Thermal Pulse Effects
One of the important differences between a nuclear and conventional weapon is the large proportion of a nuclear explosion's energy that is released in the form of thermal energy. This energy is emitted from the fireball in two pulses. The first is quite short, and carries only about 1 percent of the energy; the second pulse is more significant and is of longer duration (up to 20 seconds).
The energy from the thermal pulse can initiate fires in dry, flammable materials, such as dry leaves, grass, old newspaper, thin dark flammable fabrics, etc. The incendiary effect of the thermal pulse is also substantially affected by the later arrival of the blast wave, which usually blows out any flames that have already been kindled. However, smoldering material can reignite later.
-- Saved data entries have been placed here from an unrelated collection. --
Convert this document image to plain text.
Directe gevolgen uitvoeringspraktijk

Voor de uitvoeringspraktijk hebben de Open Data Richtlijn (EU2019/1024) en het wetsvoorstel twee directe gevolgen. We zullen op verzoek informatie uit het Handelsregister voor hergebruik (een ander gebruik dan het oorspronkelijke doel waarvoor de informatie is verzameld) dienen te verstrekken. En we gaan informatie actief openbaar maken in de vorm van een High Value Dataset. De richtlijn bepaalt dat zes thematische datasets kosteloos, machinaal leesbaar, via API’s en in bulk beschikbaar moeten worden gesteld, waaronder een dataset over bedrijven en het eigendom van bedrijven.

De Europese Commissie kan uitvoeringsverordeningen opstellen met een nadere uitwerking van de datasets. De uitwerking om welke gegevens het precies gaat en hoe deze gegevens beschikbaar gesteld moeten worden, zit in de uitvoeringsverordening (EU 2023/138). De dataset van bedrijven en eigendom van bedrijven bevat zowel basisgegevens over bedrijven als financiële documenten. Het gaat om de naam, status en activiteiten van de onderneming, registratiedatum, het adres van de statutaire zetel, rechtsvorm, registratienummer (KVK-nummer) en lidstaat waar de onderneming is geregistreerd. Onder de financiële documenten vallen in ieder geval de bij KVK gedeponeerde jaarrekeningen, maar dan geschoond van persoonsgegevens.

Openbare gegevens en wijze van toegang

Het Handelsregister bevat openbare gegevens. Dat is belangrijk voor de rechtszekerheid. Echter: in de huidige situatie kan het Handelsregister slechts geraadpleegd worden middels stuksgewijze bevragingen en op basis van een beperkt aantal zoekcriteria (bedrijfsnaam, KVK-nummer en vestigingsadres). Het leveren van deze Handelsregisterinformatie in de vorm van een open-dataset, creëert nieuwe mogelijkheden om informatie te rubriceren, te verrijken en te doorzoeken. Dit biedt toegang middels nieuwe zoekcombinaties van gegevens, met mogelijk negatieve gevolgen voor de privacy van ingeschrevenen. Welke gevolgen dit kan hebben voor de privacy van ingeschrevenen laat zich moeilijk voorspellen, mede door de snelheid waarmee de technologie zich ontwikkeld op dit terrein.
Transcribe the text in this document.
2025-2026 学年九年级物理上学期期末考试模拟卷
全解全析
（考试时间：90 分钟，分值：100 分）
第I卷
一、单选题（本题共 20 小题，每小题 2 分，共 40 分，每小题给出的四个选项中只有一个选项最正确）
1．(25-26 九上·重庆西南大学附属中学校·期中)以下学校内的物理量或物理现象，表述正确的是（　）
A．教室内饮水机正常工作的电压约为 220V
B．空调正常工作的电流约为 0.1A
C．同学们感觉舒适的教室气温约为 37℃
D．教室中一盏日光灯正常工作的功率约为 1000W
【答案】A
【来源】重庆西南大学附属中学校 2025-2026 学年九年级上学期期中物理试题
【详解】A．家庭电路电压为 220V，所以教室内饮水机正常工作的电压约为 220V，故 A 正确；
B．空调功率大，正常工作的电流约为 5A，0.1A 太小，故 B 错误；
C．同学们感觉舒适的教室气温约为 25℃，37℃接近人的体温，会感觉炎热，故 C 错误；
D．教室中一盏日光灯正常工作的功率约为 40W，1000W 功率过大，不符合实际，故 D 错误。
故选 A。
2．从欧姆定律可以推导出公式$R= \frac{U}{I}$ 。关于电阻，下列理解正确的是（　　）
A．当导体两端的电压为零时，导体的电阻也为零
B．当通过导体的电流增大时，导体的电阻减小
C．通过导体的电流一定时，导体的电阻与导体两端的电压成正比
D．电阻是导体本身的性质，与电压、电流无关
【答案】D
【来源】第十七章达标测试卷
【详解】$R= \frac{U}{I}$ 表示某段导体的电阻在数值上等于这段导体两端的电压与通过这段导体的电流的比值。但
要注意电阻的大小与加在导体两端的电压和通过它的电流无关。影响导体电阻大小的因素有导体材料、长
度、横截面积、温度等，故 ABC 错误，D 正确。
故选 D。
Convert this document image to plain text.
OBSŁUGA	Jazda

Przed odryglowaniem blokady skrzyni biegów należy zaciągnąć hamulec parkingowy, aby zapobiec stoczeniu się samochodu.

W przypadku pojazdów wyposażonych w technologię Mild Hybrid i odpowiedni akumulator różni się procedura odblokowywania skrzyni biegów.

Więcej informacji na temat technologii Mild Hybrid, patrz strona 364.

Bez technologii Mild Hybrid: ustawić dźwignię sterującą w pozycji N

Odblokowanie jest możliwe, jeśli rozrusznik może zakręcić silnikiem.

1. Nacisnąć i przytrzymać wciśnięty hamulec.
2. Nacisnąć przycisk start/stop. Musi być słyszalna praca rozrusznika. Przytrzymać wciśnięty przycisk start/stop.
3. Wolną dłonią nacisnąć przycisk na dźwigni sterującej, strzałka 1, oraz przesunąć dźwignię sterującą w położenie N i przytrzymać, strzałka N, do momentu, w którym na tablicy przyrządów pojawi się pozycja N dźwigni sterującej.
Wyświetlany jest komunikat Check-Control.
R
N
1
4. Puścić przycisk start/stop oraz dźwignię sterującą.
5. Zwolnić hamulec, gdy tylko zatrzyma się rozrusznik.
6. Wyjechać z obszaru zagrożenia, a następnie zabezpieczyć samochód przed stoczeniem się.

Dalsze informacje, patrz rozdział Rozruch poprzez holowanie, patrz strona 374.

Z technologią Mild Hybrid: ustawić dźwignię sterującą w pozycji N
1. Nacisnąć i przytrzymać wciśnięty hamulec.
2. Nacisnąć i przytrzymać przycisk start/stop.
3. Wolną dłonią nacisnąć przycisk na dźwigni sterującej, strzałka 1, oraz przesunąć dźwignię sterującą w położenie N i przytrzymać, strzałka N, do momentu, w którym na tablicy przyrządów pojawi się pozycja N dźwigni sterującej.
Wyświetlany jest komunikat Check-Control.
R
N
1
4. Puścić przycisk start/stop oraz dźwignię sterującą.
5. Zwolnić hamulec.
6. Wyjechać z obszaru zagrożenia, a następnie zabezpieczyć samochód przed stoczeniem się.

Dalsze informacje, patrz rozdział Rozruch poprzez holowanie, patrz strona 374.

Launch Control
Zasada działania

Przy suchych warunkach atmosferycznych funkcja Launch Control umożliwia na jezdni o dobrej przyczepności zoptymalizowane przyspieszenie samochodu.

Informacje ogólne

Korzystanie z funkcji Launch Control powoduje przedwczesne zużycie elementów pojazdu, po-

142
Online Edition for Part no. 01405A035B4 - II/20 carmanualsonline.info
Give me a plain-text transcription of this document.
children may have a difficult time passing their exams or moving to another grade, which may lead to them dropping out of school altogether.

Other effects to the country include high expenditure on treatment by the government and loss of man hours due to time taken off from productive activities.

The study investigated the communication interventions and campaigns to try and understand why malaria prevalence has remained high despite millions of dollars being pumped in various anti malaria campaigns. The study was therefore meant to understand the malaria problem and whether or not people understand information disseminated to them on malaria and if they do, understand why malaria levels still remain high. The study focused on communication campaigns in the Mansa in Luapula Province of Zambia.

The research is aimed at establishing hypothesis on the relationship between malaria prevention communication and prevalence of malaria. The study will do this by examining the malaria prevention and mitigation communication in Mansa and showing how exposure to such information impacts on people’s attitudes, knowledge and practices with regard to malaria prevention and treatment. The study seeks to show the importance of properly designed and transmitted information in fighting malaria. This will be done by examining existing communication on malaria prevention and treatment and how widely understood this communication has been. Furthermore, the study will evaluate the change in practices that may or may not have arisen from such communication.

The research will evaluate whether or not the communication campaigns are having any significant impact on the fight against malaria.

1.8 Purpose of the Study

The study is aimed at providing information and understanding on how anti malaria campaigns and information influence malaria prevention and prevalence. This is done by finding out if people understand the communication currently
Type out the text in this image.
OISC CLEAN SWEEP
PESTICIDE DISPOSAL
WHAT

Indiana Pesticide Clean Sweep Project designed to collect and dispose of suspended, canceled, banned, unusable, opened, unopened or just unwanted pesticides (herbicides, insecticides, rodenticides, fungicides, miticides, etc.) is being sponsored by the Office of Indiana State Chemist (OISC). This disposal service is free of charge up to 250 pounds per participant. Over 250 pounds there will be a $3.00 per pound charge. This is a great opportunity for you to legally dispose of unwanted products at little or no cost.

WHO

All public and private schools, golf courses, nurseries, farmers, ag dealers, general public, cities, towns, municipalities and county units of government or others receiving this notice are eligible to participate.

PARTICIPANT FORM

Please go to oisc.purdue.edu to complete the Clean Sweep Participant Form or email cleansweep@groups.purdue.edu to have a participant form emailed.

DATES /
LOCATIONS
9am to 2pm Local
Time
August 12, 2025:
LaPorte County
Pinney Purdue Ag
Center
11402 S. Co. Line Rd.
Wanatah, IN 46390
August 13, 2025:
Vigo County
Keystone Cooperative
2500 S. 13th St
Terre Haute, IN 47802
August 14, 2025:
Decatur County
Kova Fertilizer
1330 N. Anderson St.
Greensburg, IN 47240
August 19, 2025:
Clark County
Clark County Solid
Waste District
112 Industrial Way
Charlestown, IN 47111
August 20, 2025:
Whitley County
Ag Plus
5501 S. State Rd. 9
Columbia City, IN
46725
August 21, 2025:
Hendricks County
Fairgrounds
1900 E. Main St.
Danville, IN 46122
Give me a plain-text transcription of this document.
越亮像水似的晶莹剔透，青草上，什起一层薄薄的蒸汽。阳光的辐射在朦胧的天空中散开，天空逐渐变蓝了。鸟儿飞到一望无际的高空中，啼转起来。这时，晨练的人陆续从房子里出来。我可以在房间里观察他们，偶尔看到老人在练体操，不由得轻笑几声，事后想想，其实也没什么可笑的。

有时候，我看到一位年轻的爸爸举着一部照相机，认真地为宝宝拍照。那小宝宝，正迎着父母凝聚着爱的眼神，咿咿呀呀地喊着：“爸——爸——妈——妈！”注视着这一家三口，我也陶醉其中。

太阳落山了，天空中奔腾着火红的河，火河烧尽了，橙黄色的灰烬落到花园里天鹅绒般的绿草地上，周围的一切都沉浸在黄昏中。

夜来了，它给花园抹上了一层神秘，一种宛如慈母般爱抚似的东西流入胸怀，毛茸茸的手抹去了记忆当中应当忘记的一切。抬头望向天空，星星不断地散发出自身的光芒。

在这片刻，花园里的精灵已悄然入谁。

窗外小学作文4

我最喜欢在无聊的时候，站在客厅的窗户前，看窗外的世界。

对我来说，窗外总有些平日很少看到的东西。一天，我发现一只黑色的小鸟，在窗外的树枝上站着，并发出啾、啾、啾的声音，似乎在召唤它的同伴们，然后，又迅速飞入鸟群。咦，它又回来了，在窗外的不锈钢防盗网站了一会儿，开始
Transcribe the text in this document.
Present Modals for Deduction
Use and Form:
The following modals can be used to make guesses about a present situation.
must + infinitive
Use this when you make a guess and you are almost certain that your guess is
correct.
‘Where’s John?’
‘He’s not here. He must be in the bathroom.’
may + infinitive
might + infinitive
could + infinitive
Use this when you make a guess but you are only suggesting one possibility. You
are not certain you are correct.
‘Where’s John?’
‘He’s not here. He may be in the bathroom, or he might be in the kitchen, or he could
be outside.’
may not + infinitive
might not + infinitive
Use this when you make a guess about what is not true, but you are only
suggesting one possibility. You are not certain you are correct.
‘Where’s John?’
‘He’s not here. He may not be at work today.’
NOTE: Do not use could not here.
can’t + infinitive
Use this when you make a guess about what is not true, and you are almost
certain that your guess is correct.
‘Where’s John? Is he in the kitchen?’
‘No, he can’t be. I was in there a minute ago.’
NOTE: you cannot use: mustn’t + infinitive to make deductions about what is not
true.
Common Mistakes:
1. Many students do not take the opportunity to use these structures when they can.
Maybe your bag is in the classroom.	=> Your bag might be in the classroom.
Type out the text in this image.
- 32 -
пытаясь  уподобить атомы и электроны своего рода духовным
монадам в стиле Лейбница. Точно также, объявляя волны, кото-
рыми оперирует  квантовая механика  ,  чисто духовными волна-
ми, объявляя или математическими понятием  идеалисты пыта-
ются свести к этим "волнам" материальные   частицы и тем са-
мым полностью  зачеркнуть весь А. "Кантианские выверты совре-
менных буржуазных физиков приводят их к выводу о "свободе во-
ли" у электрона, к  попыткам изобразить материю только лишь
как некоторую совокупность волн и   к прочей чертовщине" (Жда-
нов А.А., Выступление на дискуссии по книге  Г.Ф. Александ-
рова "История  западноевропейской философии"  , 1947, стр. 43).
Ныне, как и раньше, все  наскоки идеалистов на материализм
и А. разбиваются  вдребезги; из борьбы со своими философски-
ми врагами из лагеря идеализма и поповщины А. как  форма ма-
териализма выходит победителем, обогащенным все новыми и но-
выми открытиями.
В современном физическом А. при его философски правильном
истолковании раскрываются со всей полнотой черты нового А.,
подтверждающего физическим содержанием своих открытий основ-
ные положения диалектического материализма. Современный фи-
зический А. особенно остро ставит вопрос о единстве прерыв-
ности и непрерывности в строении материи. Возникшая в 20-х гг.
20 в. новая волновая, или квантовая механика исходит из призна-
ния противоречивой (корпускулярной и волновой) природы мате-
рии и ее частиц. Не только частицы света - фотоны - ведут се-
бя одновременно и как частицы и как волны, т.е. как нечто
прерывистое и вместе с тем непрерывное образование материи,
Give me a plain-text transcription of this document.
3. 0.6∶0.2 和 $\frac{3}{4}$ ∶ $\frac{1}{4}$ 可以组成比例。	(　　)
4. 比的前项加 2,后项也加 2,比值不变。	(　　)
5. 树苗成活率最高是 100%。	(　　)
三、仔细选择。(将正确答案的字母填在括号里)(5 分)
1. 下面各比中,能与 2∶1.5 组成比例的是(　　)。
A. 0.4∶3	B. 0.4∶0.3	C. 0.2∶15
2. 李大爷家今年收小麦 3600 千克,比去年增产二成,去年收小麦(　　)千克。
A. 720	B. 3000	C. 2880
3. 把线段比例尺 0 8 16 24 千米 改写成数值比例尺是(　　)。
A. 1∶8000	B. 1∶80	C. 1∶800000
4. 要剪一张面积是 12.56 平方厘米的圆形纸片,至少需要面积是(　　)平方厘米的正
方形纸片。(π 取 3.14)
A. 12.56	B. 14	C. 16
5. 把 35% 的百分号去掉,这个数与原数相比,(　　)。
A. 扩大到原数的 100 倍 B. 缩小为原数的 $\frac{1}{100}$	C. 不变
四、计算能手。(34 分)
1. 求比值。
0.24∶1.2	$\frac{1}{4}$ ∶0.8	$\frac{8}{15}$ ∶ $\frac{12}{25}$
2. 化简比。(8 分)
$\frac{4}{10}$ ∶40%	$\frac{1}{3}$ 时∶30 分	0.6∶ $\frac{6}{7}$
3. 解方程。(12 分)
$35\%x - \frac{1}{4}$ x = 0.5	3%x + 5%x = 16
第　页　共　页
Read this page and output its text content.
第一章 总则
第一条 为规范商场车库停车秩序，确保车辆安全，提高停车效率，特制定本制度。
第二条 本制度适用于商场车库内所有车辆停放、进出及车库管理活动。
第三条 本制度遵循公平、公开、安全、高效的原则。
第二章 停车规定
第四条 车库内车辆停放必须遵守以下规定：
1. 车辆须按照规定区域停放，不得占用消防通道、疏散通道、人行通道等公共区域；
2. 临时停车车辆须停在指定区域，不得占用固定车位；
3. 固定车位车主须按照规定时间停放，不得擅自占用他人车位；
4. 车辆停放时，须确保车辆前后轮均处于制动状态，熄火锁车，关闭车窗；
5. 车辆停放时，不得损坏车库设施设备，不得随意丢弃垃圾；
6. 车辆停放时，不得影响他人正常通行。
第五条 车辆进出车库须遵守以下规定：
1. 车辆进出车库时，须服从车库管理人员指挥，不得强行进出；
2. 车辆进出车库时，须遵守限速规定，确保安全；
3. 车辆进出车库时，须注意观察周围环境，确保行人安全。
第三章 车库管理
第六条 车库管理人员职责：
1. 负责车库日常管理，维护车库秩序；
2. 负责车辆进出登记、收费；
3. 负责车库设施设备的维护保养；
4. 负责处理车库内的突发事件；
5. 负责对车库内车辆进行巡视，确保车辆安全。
The major incendiary effect of nuclear explosions is caused by the blast wave. Collapsed structures are much more vulnerable to fire than intact ones. The blast reduces many structures to piles of kindling, the many gaps opened in roofs and walls act as chimneys, gas lines are broken open, storage tanks for flammable materials are ruptured. The primary ignition sources appear to be flames and pilot lights in heating appliances (furnaces, water heaters, stoves, etc.). Smoldering material from the thermal pulse can be very effective at igniting leaking gas.
Thermal radiation damage depends very strongly on weather conditions. Cloud cover, smoke, or other obscuring material in the air can considerably reduce effective damage ranges versus clear air conditions.
Thermal radiation also affects humans both directly - by flash burns on exposed skin - and indirectly - by fires started by the explosion.